Erano forse le ultime convulsioni di un corpo che già si stava arrendendo.

​Poi, la grande svendita. Hanno preso i migliori, i più brillanti, e li hanno messi di fronte a una scelta che non è una scelta: l’esilio o il tradimento di sé. Vendersi per non morire di fame. E chi siamo noi per puntare il dito contro chi ha scelto la sopravvivenza? Il dramma vero non è la loro caduta, ma l’assenza di un popolo capace di offrire loro un’alternativa, un motivo per restare, per combattere. Un orgoglio da difendere.

​Ma l’orgoglio, a Messina, è merce rara. Si preferisce voltare le spalle a chi la difende davvero, a chi urla la verità contro il muro di gomma di un sistema fondato sulla menzogna.

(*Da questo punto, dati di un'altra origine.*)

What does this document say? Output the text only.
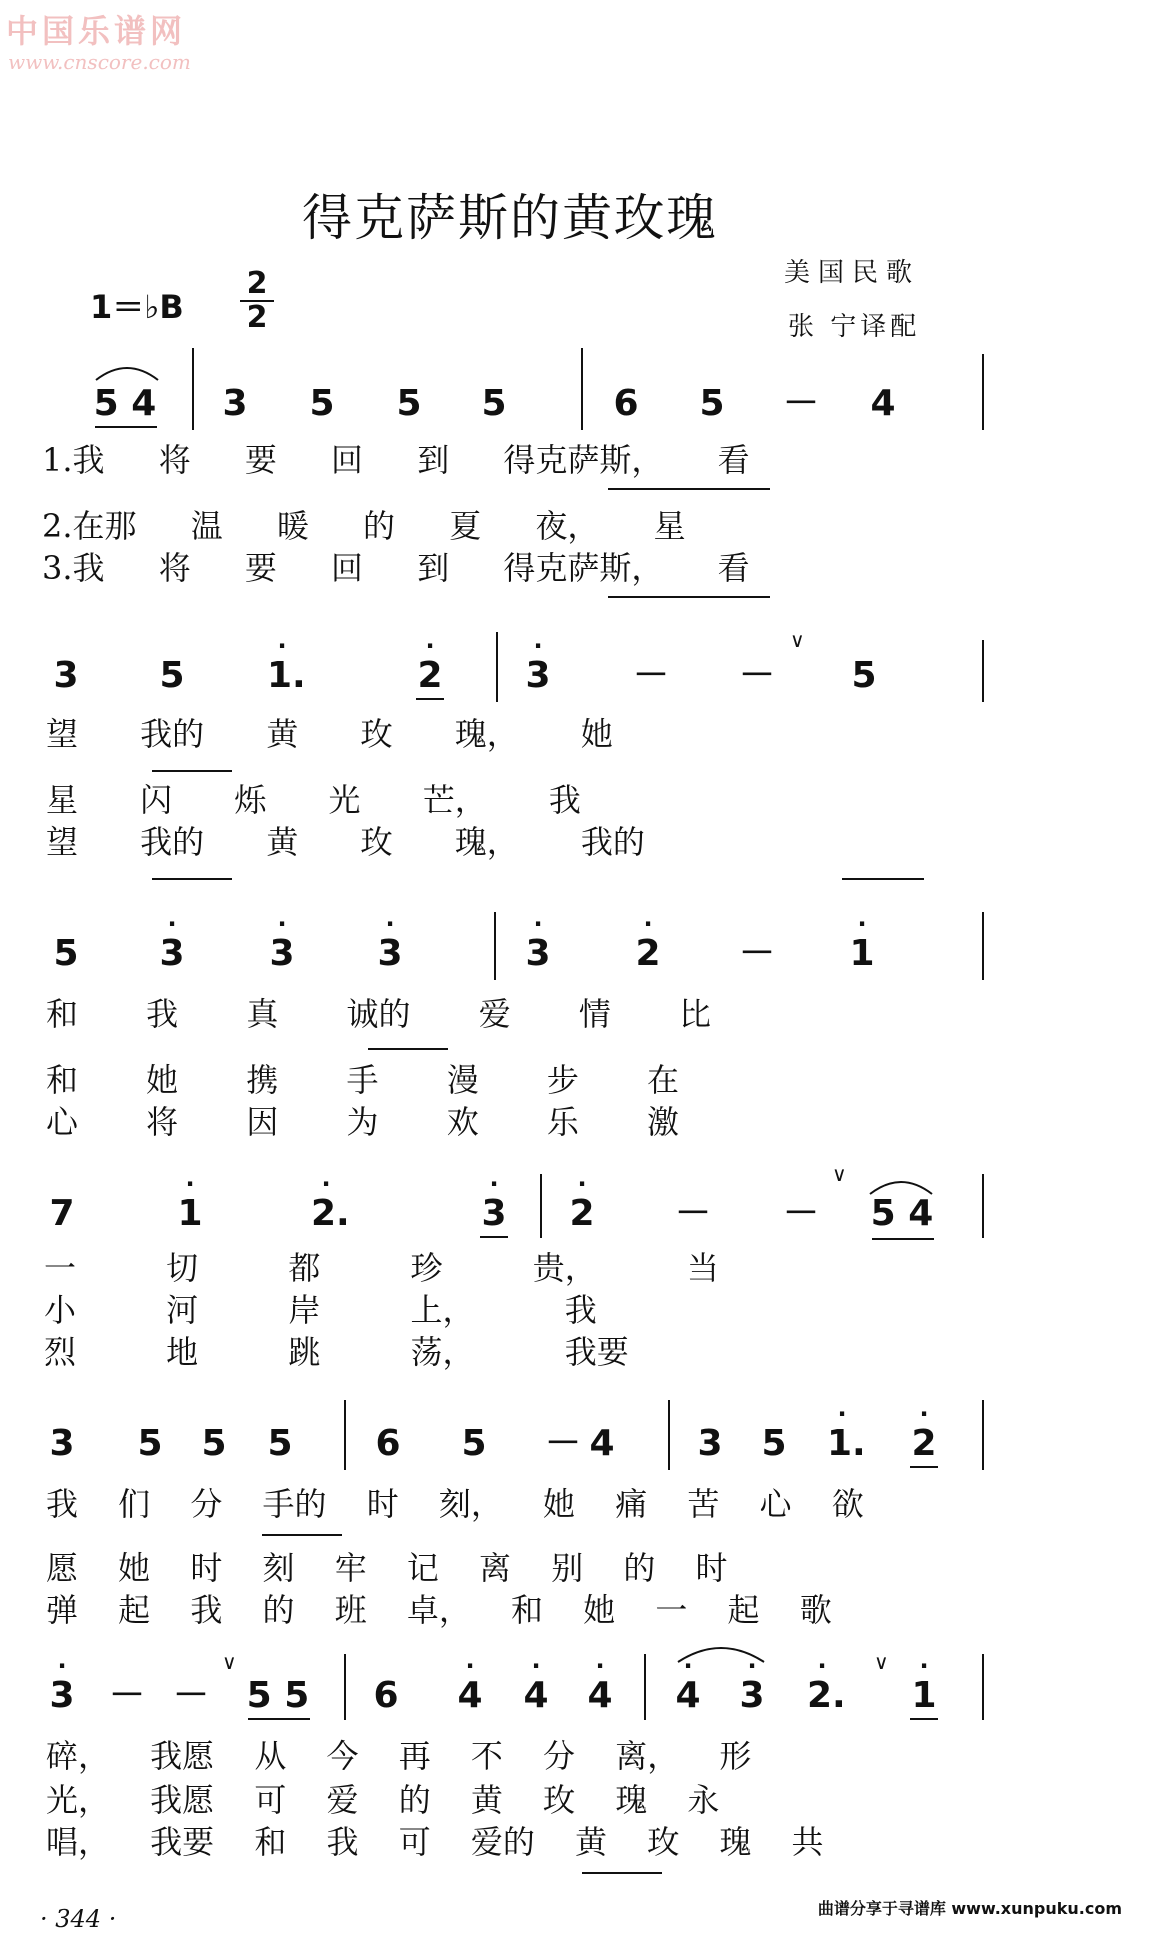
中国乐谱网
www.cnscore.com
得克萨斯的黄玫瑰
1＝♭B
2
2
美国民歌
张 宁译配
5 4 3 5 5 5	6 5 － 4
1.我 将 要 回 到 得克萨斯， 看
2.在那 温 暖 的 夏 夜， 星
3.我 将 要 回 到 得克萨斯， 看
3 5
·
1.
·
2
·
3 － －
∨
5
望 我的 黄 玫 瑰， 她
星 闪 烁 光 芒， 我
望 我的 黄 玫 瑰， 我的
5
·
3
·
3
·
3
·
3
·
2 －
·
1
和 我 真 诚的 爱 情 比
和 她 携 手 漫 步 在
心 将 因 为 欢 乐 激
7
·
1
·
2.
·
3
·
2 － －
∨
5 4
一 切 都 珍 贵， 当
小 河 岸 上， 我
烈 地 跳 荡， 我要
3 5 5 5 6 5 － 4 3 5
·
1.
·
2
我 们 分 手的 时 刻， 她 痛 苦 心 欲
愿 她 时 刻 牢 记 离 别 的 时
弹 起 我 的 班 卓， 和 她 一 起 歌
·
3 － －
∨
5 5 6
·
4
·
4
·
4
·
4
·
3
·
2.
∨	·
1
碎， 我愿 从 今 再 不 分 离， 形
光， 我愿 可 爱 的 黄 玫 瑰 永
唱， 我要 和 我 可 爱的 黄 玫 瑰 共
· 344 ·	曲谱分享于寻谱库 www.xunpuku.com
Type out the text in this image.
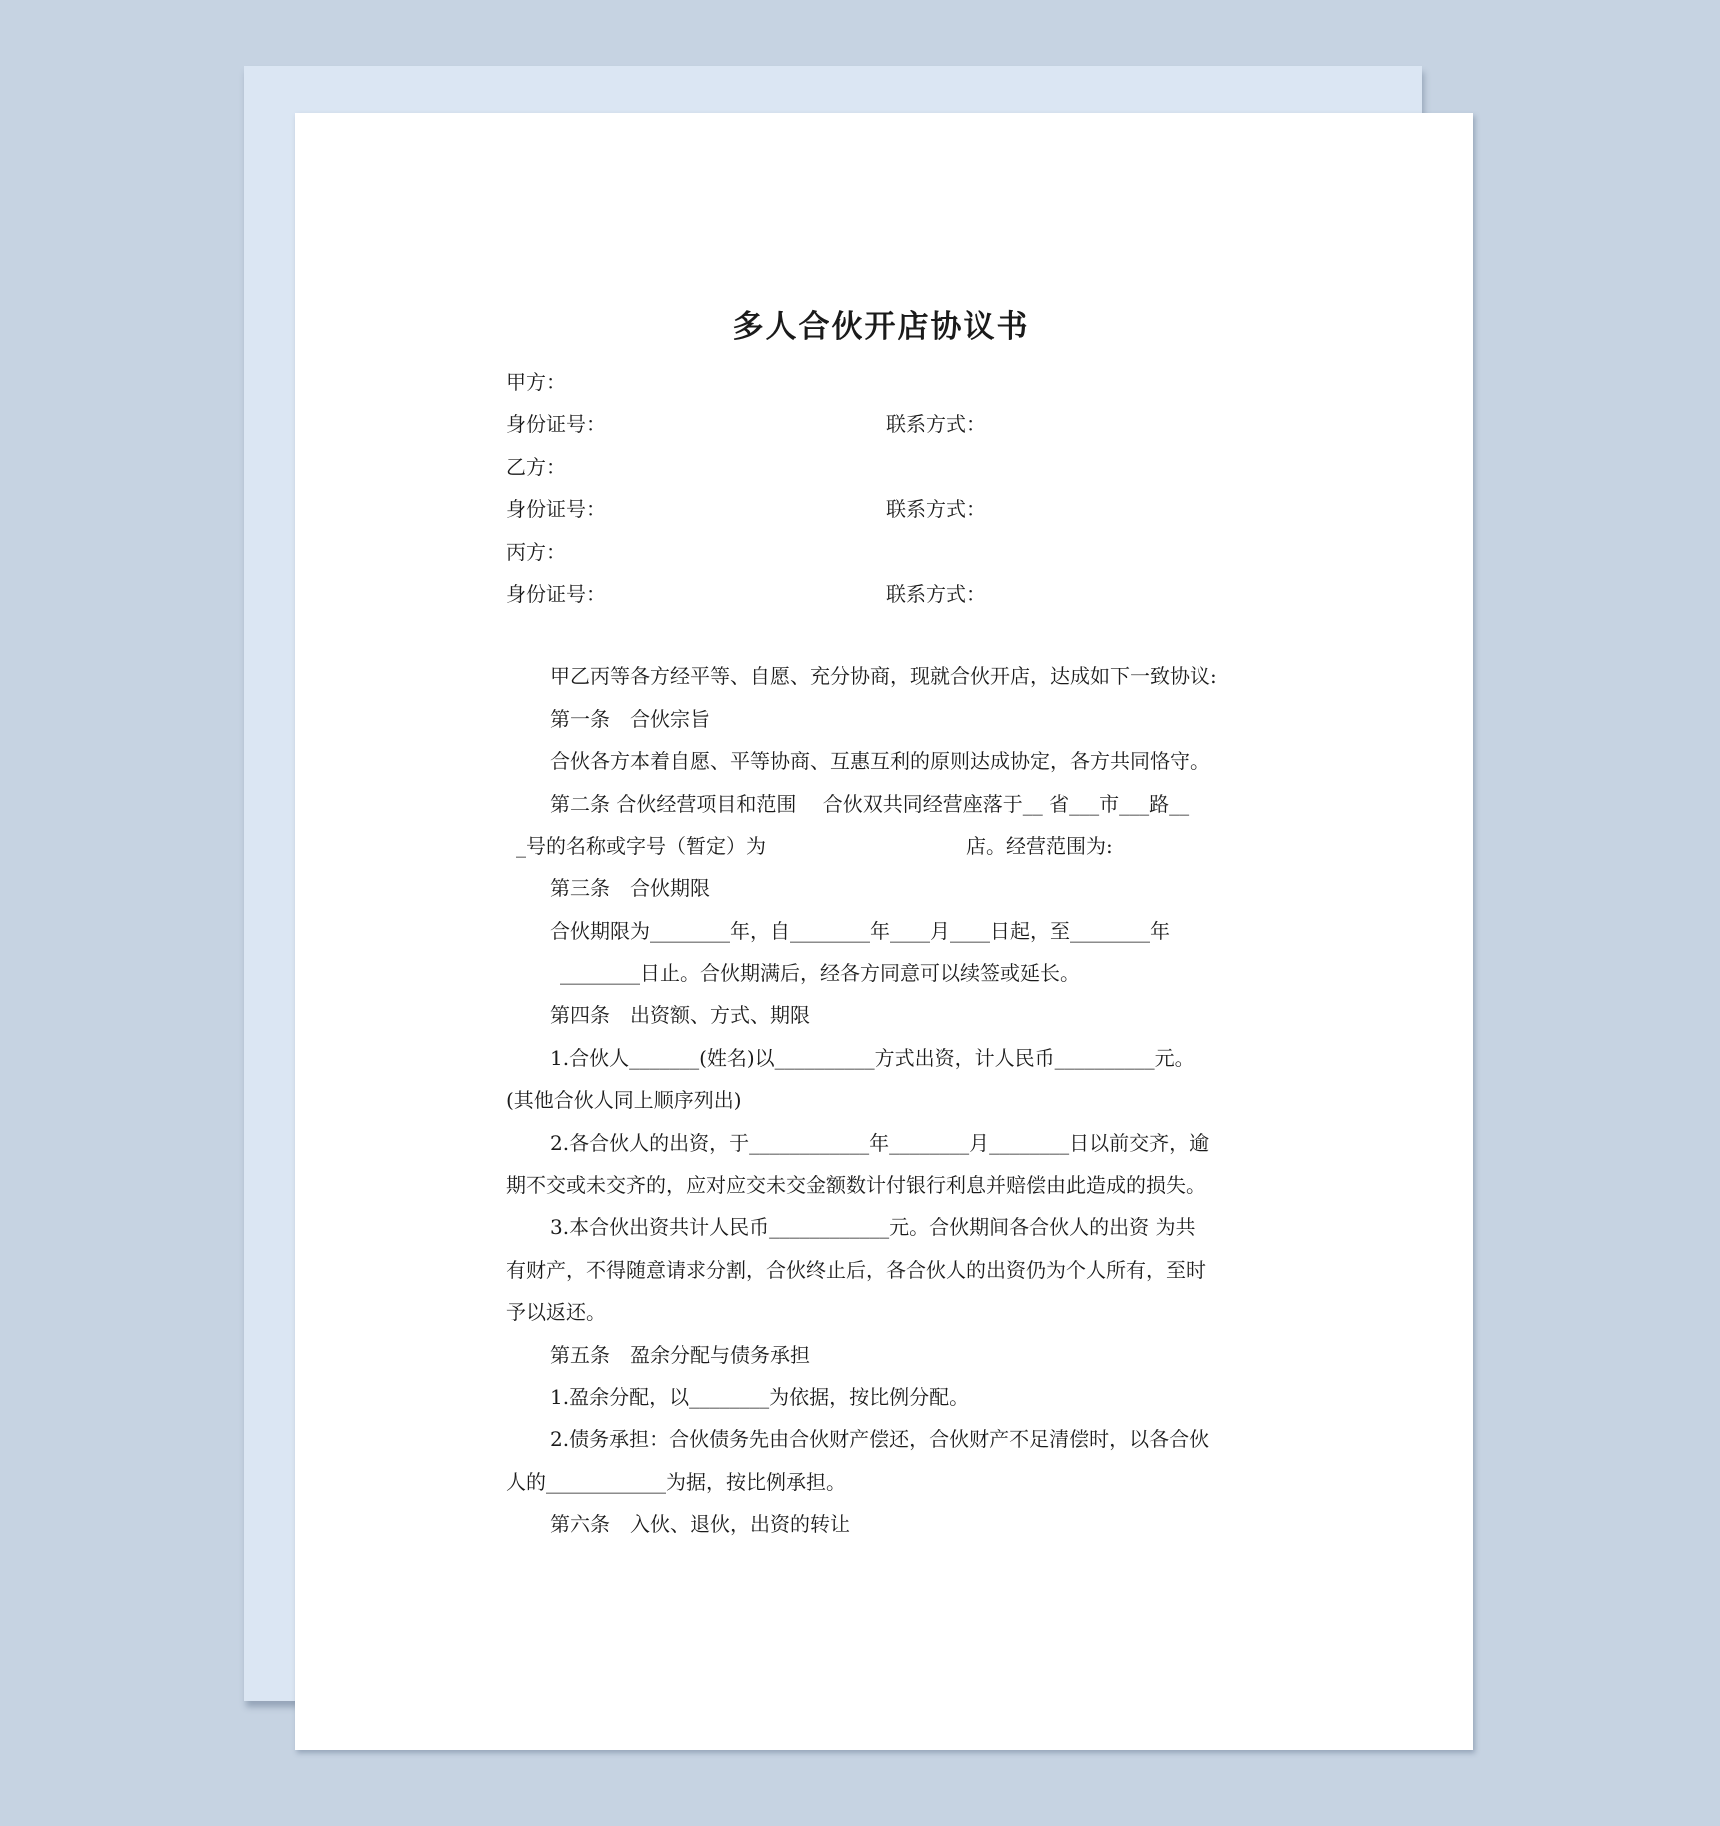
多人合伙开店协议书
甲方：
身份证号：	联系方式：
乙方：
身份证号：	联系方式：
丙方：
身份证号：	联系方式：
甲乙丙等各方经平等、自愿、充分协商，现就合伙开店，达成如下一致协议:
第一条　合伙宗旨
合伙各方本着自愿、平等协商、互惠互利的原则达成协定，各方共同恪守。
第二条 合伙经营项目和范围　 合伙双共同经营座落于__ 省___市___路__
_号的名称或字号（暂定）为　　　　　　　　　　店。经营范围为:
第三条　合伙期限
合伙期限为________年，自________年____月____日起，至________年
________日止。合伙期满后，经各方同意可以续签或延长。
第四条　出资额、方式、期限
1.合伙人_______(姓名)以__________方式出资，计人民币__________元。
(其他合伙人同上顺序列出)
2.各合伙人的出资，于____________年________月________日以前交齐，逾
期不交或未交齐的，应对应交未交金额数计付银行利息并赔偿由此造成的损失。
3.本合伙出资共计人民币____________元。合伙期间各合伙人的出资 为共
有财产，不得随意请求分割，合伙终止后，各合伙人的出资仍为个人所有，至时
予以返还。
第五条　盈余分配与债务承担
1.盈余分配，以________为依据，按比例分配。
2.债务承担：合伙债务先由合伙财产偿还，合伙财产不足清偿时，以各合伙
人的____________为据，按比例承担。
第六条　入伙、退伙，出资的转让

Si isola, si deride, si lascia solo chiunque osi disturbare il manovratore, sperando che il silenzio compri un altro giorno di pace apparente. È l’eterna, desolante guerra tra poveri, orchestrata da mediocri registi che si nutrono della divisione.​

Oggi, affacciarsi a guardare quello Stretto, la cui bellezza un tempo consolava ogni amarezza, provoca solo nausea. Quel panorama magnifico è diventato lo sfondo ipocrita di un cimitero a cielo aperto. È avvelenato dallo sguardo muto di chi sa, di chi vede lo scempio del “Provinciale” di turno, ma si gira dall’altra parte, mormorando tra sé e sé che, in fondo, non è affar suo.

​No, non è più affar mio.

A questa città ho dato parole, battaglie e un amore che essa ha ricambiato con indifferenza. Non mi si chieda di partecipare al lutto, di recitare il rosario delle speranze perdute. La speranza è un lusso per chi è ancora vivo.

Messina è morta.​

Domani andrò a deporre un fiore sulla sua tomba.